One of the major catalysts that led to the current weak performances of China-related equities is the revival of the bullish tone seen in the USD/CNH (offshore yuan) despite the stronger-than-expected opening fixing reference level for the onshore yuan (CNY) against the US dollar today by China central bank, PBoC; 7.1486 versus consensus of 7.1798 per US dollar.

Last week’s decline of the USD/CNH has managed to find support at the upward-sloping 50-day moving average at 7.1200 supported by a positive momentum reading seen in the daily RSI oscillator. In addition, the 2-year yield premium of the US Treasury over the China sovereign bond managed to tick higher since last Thursday, 13 July which reinforces further potential yuan weakness.
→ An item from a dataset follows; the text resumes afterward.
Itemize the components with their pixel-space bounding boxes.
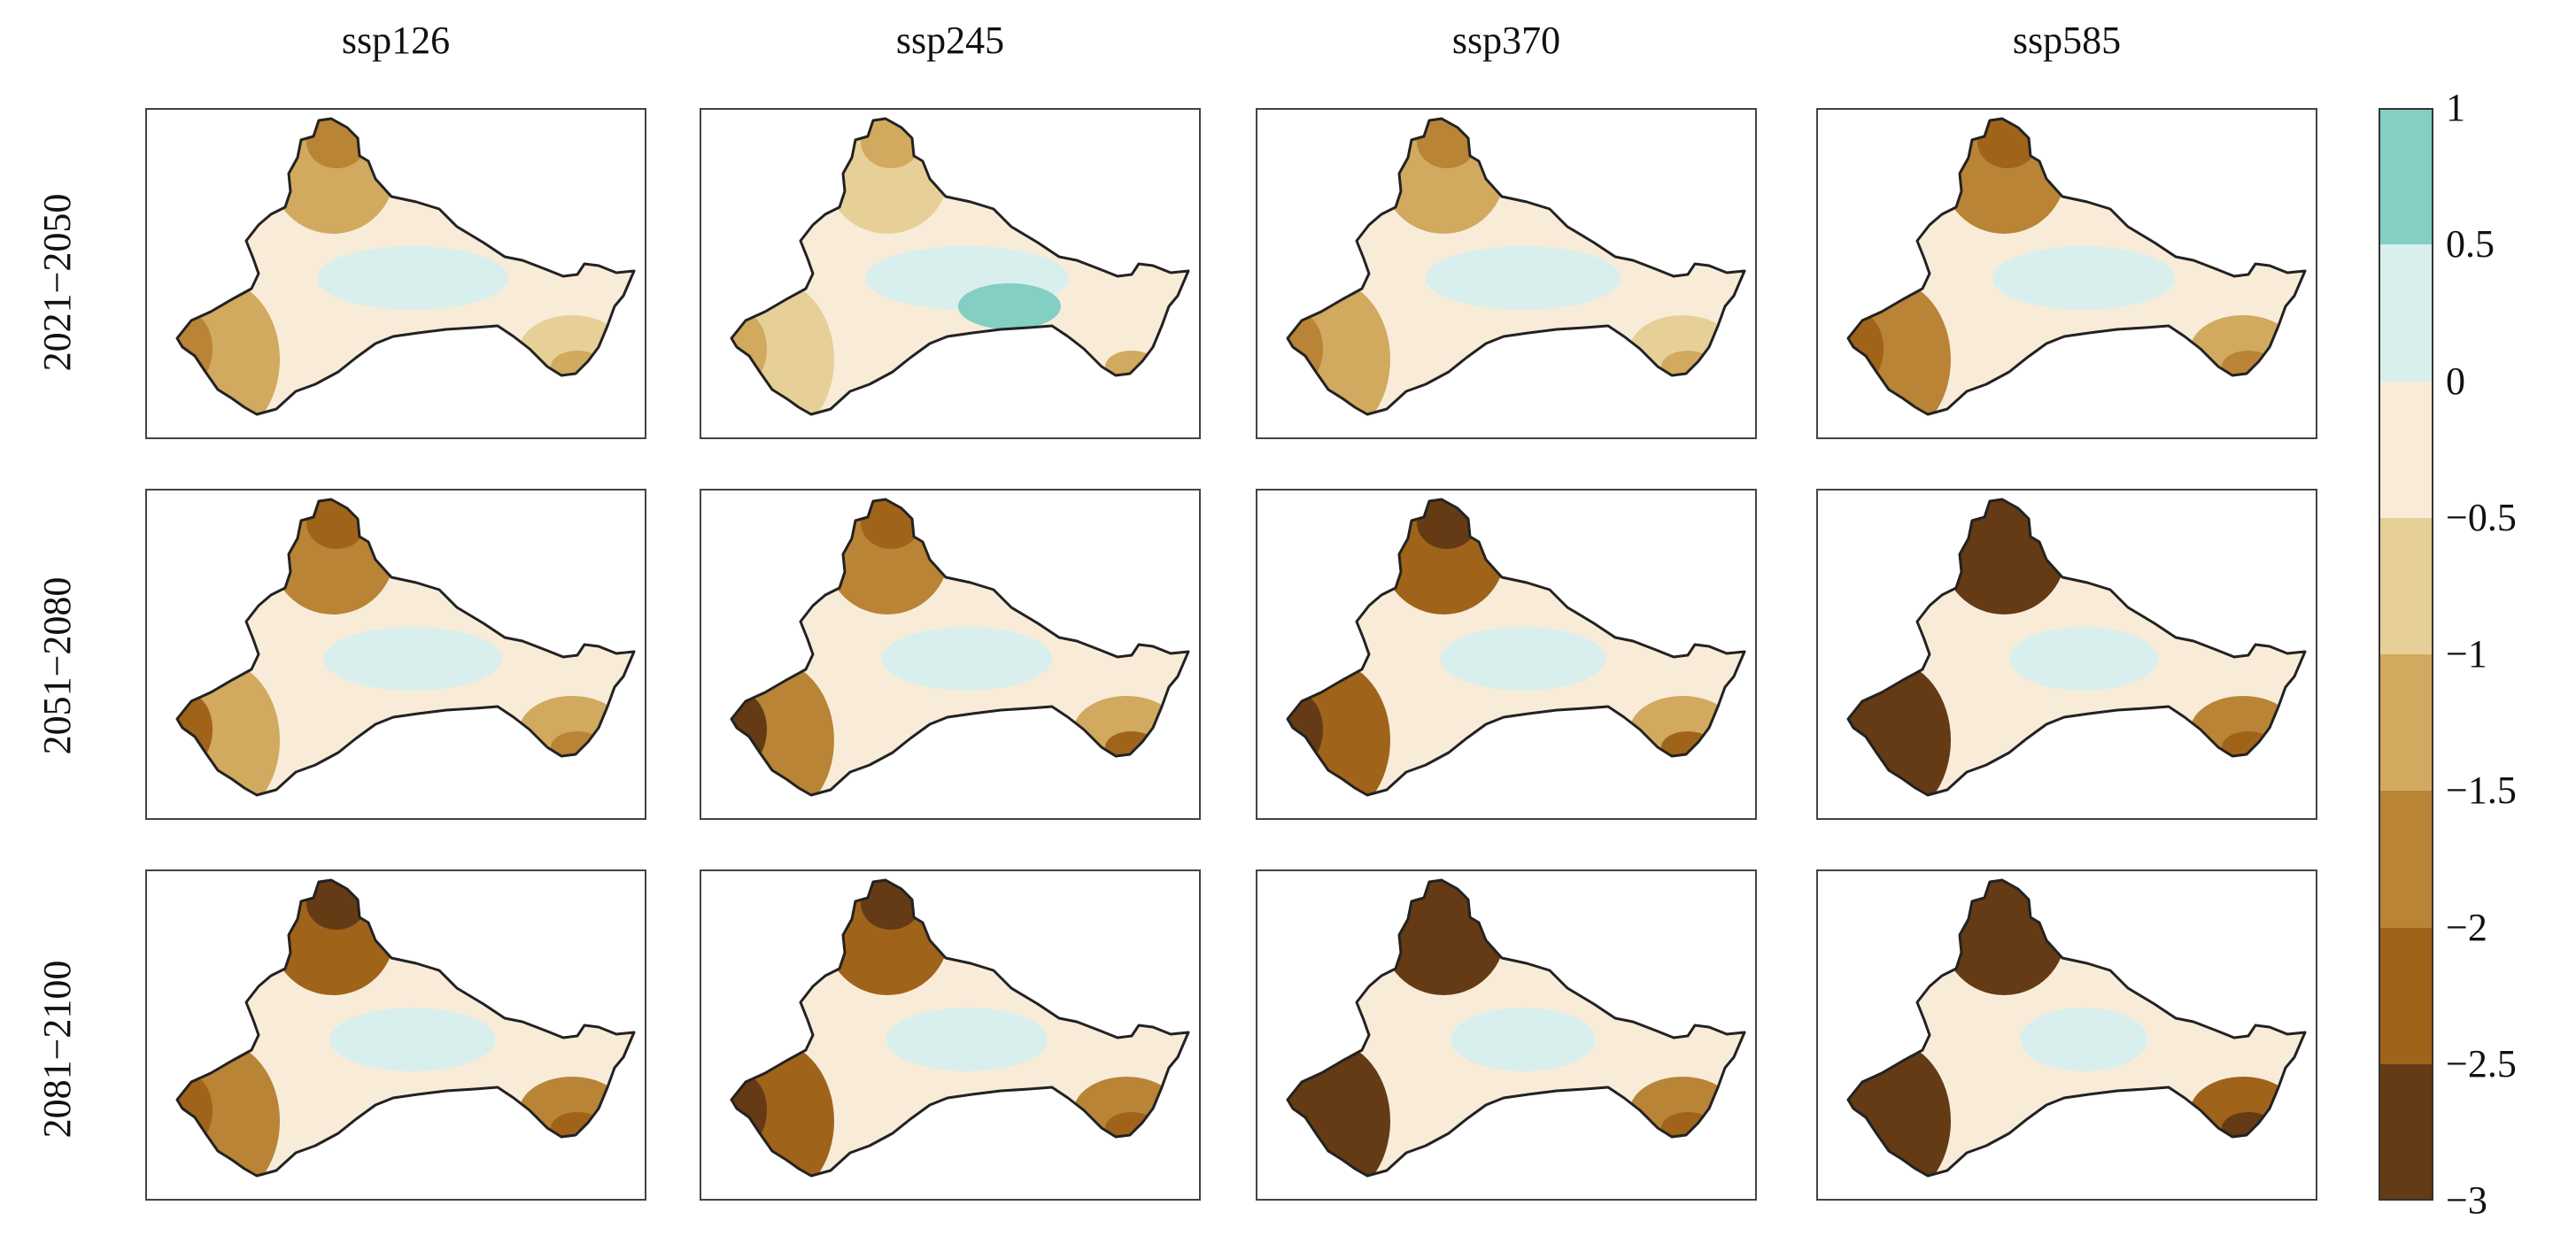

A clearance above 7.2160 (also the 20-day moving average) may add further impetus for USD/CNH to see the next key resistance at 7.3450 which in turn may spark further weakness in China-related equities.

Also, further yuan weakness is likely to put more financial burden on the current offshore bonds payment obligations of Chinese property developers where the property industry still faces a credit crunch issue due to a weak internal demand environment.

Brewing financial stress of major Chinese property developers is on the rise again, prices of their onshore dollar bonds tumbled significantly in the last two days; in light of a trading halt announcement made by Sino-Ocean Group in a local note that is due to mature in two weeks, and Dalian Wanda Group issued a warning to its creditors of a funding shortfall for a bond that is due for redemption on 23 July.

Hence, the failure to negate the current negative sentiment in the China stock market may further reinforce a negative feedback loop into the real economy which in turn increases the risk of a deflationary spiral.